Conducting Business at a General Meeting

Written notice of a meeting must be given to each committee member (including non-voting members). The notice must be given at least 7 days before the meeting or at least 2 days if all voting members agree in writing or at the last.
For a meeting to open a quorum of voters must be present within 30 minutes of the scheduled start time of the meeting. Voters are present if they are personally at the meeting, have provided their proxy to someone who is present, or have submitted a written or electronic vote.
A quorum is constituted by at least 25% of the number of voters where there are at least 2 voters present personally. If the number of voters for the meeting is only 1 or 2, then only 1 needs to be present personally. For the purposes of calculating a quorum, 2 or more co-owners are counted as 1 voter.

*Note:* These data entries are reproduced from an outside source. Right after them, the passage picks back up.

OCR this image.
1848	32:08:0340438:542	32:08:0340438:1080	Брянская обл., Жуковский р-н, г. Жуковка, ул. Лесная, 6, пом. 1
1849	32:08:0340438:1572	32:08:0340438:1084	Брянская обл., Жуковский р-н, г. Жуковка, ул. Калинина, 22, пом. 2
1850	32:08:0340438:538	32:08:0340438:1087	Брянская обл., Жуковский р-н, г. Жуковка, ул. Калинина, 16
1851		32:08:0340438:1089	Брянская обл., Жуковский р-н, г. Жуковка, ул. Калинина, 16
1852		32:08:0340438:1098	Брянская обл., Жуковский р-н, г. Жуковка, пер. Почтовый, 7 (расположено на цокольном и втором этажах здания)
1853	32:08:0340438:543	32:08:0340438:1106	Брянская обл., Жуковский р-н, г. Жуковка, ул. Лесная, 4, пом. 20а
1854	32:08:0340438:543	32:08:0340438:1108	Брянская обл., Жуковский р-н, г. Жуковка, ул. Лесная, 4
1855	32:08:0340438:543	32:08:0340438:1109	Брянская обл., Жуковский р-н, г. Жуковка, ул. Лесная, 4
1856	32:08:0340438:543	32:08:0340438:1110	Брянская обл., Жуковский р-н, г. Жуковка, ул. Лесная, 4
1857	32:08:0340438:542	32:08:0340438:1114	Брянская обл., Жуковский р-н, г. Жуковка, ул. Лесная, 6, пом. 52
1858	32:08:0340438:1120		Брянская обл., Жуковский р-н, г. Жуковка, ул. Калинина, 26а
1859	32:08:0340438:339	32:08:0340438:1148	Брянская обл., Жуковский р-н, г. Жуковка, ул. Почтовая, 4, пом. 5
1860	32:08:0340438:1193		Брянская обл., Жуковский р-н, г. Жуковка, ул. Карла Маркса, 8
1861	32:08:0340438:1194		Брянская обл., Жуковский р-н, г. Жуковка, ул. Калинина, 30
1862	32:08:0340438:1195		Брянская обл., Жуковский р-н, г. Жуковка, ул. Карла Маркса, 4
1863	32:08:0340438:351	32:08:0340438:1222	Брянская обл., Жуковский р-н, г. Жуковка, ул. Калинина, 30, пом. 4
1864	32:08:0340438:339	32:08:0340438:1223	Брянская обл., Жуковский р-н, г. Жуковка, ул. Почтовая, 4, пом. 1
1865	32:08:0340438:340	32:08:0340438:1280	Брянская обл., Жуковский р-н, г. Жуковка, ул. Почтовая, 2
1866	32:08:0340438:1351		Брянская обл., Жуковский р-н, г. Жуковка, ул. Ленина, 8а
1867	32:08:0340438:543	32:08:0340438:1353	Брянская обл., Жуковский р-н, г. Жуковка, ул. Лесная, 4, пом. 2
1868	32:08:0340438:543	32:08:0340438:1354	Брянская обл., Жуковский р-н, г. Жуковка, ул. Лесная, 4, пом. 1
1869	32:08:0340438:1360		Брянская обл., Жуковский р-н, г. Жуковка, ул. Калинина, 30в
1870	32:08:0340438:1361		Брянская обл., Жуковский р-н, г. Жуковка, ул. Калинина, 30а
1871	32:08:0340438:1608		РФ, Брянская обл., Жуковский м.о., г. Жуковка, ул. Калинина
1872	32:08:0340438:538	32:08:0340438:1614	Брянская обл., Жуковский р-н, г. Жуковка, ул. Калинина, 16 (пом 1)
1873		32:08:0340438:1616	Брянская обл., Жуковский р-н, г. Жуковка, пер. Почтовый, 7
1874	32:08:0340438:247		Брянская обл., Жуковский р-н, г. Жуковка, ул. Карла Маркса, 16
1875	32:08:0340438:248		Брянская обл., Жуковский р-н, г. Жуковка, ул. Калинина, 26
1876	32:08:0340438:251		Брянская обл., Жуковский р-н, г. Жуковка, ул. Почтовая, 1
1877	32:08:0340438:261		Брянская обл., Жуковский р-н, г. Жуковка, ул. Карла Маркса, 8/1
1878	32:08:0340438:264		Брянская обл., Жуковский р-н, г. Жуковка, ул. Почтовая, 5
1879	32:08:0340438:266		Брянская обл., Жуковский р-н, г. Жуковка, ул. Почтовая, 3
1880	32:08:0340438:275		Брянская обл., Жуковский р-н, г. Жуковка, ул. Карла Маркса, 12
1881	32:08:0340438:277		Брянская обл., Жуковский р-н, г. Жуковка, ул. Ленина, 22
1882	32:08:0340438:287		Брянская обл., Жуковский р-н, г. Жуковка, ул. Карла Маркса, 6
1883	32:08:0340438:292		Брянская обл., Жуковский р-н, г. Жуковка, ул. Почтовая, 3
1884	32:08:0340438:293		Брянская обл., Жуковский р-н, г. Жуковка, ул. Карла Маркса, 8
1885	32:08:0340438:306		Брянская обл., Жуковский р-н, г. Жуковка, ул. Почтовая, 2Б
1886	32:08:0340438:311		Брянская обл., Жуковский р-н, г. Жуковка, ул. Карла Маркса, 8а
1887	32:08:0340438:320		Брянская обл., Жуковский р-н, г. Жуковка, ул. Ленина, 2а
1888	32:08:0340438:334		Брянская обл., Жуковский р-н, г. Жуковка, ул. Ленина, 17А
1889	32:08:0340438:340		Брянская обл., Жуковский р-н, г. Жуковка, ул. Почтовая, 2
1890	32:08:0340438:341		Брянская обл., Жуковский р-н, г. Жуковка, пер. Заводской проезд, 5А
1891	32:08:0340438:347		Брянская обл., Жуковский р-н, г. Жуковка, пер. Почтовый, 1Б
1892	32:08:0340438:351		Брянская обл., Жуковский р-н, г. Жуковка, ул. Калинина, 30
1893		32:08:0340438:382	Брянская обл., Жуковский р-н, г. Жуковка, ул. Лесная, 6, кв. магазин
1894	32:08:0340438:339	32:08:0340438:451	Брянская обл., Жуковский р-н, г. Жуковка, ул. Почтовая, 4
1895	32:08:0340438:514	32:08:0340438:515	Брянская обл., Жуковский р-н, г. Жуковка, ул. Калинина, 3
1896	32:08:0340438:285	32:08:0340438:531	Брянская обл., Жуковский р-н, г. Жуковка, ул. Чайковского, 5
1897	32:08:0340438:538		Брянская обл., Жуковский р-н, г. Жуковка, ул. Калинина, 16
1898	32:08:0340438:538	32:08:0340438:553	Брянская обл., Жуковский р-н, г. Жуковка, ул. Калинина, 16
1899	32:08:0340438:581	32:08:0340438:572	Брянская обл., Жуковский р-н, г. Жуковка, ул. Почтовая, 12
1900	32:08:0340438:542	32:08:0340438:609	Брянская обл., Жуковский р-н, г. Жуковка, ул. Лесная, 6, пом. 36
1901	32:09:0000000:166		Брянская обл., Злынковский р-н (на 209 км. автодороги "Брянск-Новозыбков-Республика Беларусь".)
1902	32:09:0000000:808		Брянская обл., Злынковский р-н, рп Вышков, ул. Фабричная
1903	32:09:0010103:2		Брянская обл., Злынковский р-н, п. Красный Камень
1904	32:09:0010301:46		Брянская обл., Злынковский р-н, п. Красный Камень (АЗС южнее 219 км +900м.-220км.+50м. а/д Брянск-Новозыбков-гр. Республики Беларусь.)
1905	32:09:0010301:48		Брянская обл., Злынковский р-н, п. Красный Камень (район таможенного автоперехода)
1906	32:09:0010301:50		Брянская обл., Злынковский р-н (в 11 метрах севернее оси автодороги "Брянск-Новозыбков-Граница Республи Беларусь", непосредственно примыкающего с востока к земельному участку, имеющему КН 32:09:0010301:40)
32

Where there is not a quorum at the first attempt to hold the meeting, the meeting is automatically adjourned to the same time and place in seven days. If at the reconvened meeting there is still no quorum, the persons present will constitute a quorum so long as the Chairperson is present. If authorized a Body Corporate Manager may take the Chair in the Chairperson’s absence.
Every general meeting must have a Chairperson. The Chairperson has a duty to chair all general meetings at which he or she is present. Where no Chairperson is present, the voters present at the meeting may elect an Acting Chairperson from the floor.
The Chairperson may be assisted in chairing the meeting by the Body Corporate Manager if the authorization to exercise the Chairperson’s executive powers has been granted.
The Chairperson at the meeting has the duty to rule motions out of order if they conflict with the law, the by-laws of the scheme, other motions already decided at the meeting, are otherwise unenforceable for any reason, or if their entire substance is not included in the agenda. Any decision to rule a motion out of order must be supported by reasons, including how the ruling may be reversed, and the decision included in the minutes.
Voters at the meeting may reverse the ruling by passing an ordinary resolution disagreeing with the ruling.